105

FROM THE TERRACE OF a second-floor apartment, Cobi peers up and down Ibn-Gvirol Street, the would-be Park Avenue of Tel Aviv were it not for the design of the apartment houses that line its six lanes. As in the Italian city of Bologna, its apartments are cantilevered over the sidewalk, so that pedestrians shopping at street level or drinking espresso outside the cafés are shaded from the Middle Eastern sun and protected from the long winter days of rain. Now there is neither shopping nor coffee drinking, but there is shade, beneath which tens of thousands of Jews sit on the cracked pavement and do what refugees do. Nothing.

Apart from the pistol strapped to his waist, Cobi is armed only with a foot-long brass pipe, once a spent artillery shell, sealed at both ends. A ball-peen hammer is tucked into his military web-belt.

As expected, the first of a long line of Royal Jordanian tanks appears from the south, making its way slowly down the divided boulevard. Not one shot is fired from their cannons. Apparently their intent is to take up positions along its entire length so as to seal the long roadway from end to end.

Cobi tests the cable strung tight across the boulevard.

Like the other cables, it is taut as the string of a violin, the white sheet pinned to it announcing surrender—a surrender that everyone in the city understands will not be honored by the victors. Their tanks are not here in some imperial gesture or show of strength. They are not here to proclaim victory, but to execute it. Tel Aviv is about to be blasted to bits.

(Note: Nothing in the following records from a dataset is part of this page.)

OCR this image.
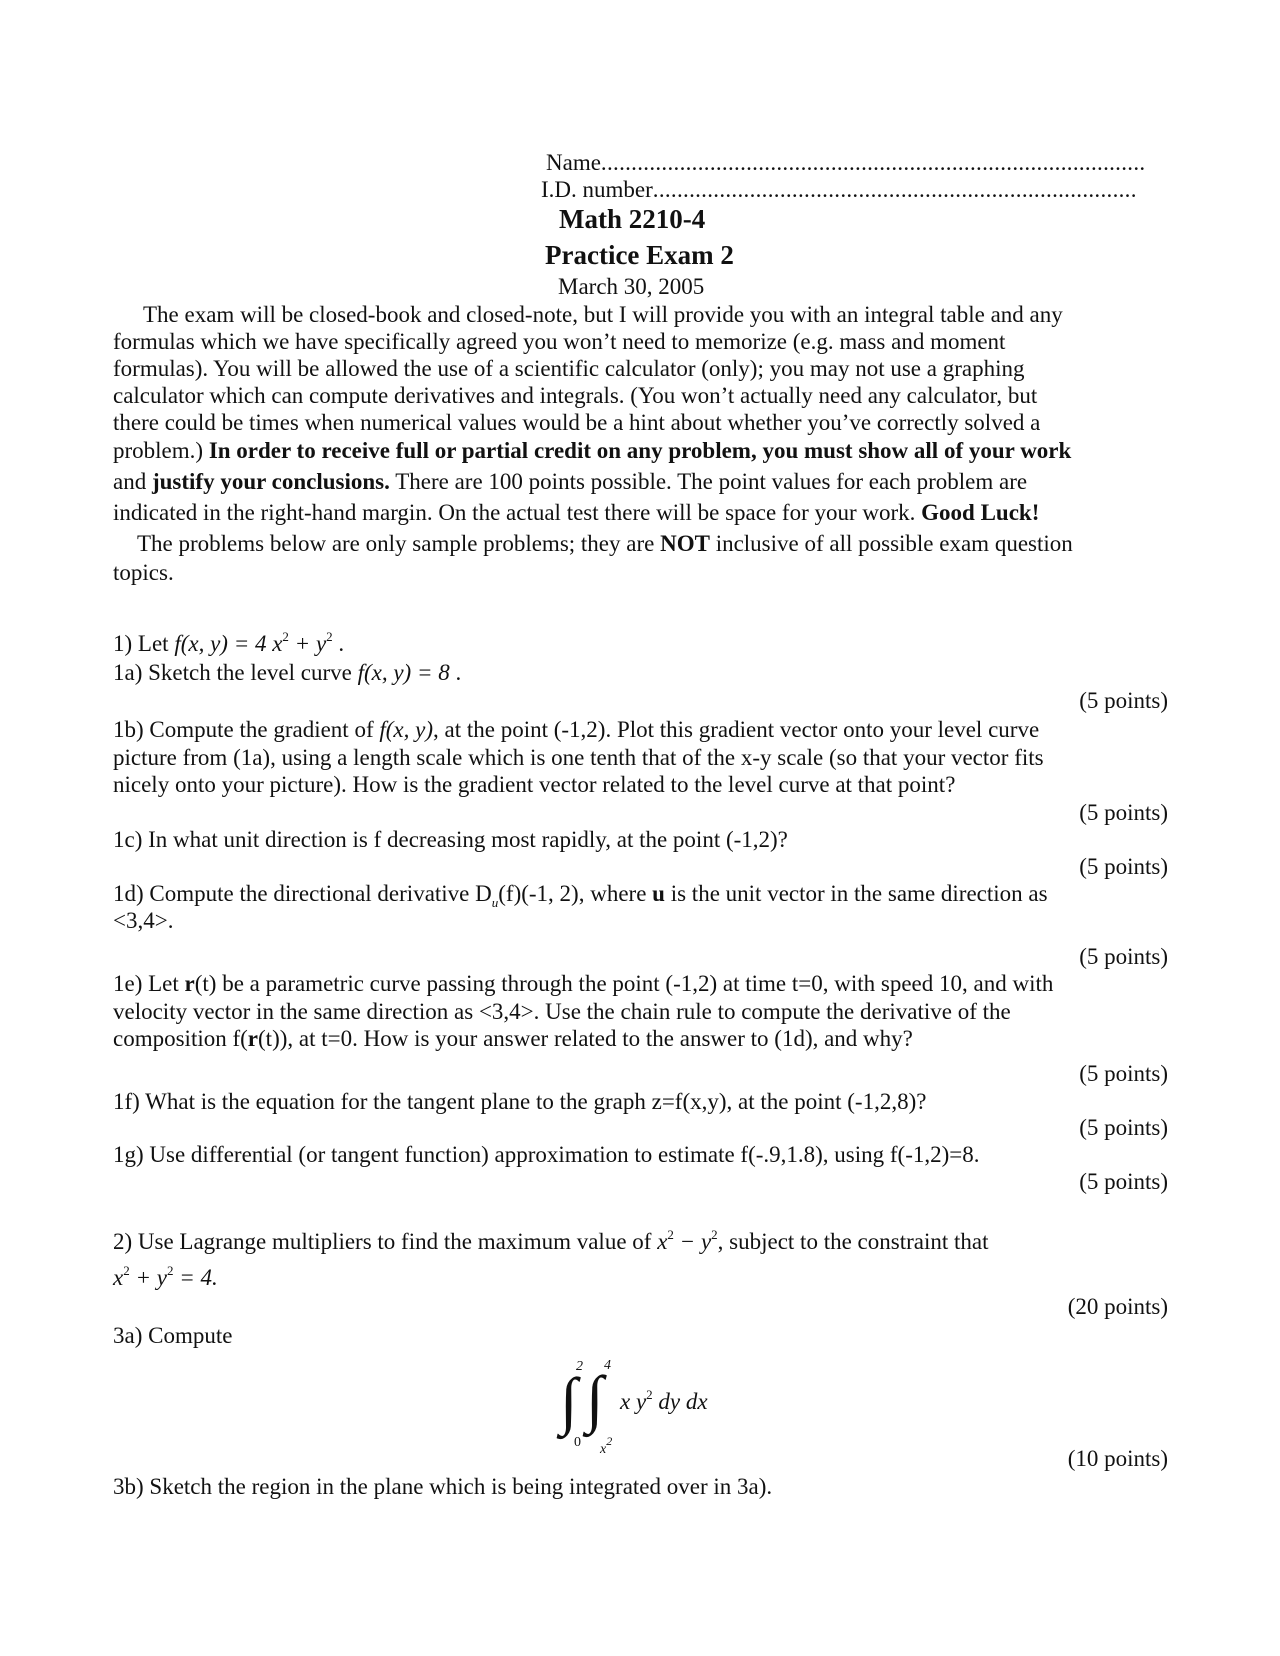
Name..........................................................................................
I.D. number................................................................................
Math 2210-4
Practice Exam 2
March 30, 2005
The exam will be closed-book and closed-note, but I will provide you with an integral table and any
formulas which we have specifically agreed you won’t need to memorize (e.g. mass and moment
formulas). You will be allowed the use of a scientific calculator (only); you may not use a graphing
calculator which can compute derivatives and integrals. (You won’t actually need any calculator, but
there could be times when numerical values would be a hint about whether you’ve correctly solved a
problem.) In order to receive full or partial credit on any problem, you must show all of your work
and justify your conclusions. There are 100 points possible. The point values for each problem are
indicated in the right-hand margin. On the actual test there will be space for your work. Good Luck!
The problems below are only sample problems; they are NOT inclusive of all possible exam question
topics.
1) Let f(x, y) = 4 $x^2 + y^2$ .
1a) Sketch the level curve f(x, y) = 8 .
(5 points)
1b) Compute the gradient of f(x, y), at the point (-1,2). Plot this gradient vector onto your level curve
picture from (1a), using a length scale which is one tenth that of the x-y scale (so that your vector fits
nicely onto your picture). How is the gradient vector related to the level curve at that point?
(5 points)
1c) In what unit direction is f decreasing most rapidly, at the point (-1,2)?
(5 points)
1d) Compute the directional derivative $D_u(f)(-1$, 2), where u is the unit vector in the same direction as
<3,4>.
(5 points)
1e) Let r(t) be a parametric curve passing through the point (-1,2) at time t=0, with speed 10, and with
velocity vector in the same direction as <3,4>. Use the chain rule to compute the derivative of the
composition f(r(t)), at t=0. How is your answer related to the answer to (1d), and why?
(5 points)
1f) What is the equation for the tangent plane to the graph z=f(x,y), at the point (-1,2,8)?
(5 points)
1g) Use differential (or tangent function) approximation to estimate f(-.9,1.8), using f(-1,2)=8.
(5 points)
2) Use Lagrange multipliers to find the maximum value of $x^2 - y^2$, subject to the constraint that
$x^2 + y^2 = 4$.
(20 points)
3a) Compute
∫
2
0
∫ 4
$x^2$
x $y^2$ dy dx
(10 points)
3b) Sketch the region in the plane which is being integrated over in 3a).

As the endless column moves down the boulevard—named for the medieval Spanish poet who wrote in both Arabic and Hebrew, a detail which could not possibly interest the invading force—the lead tank’s commander scans the street through binoculars. Sure of the city’s surrender, he stands in his turret. He sees nothing but white sheets. Satisfied, he re-enters his Challenger, seals the hatch, and orders his driver to continue until the very end of the street, which his digital map shows terminating at a rather flimsy bridge over the Yarkon River. After the buildings on either side are destroyed and their inhabitants annihilated like cockroaches, he will order his brigade to bypass the flimsy bridge, cross the river, little more than a wet ditch at this time of year, and then attack the northern suburbs, whose highrise apartment buildings can be expected to collapse. After that, they must only wait for Egyptian infantry to pour into the open wound that was Israel’s first city and mop up the surviving population.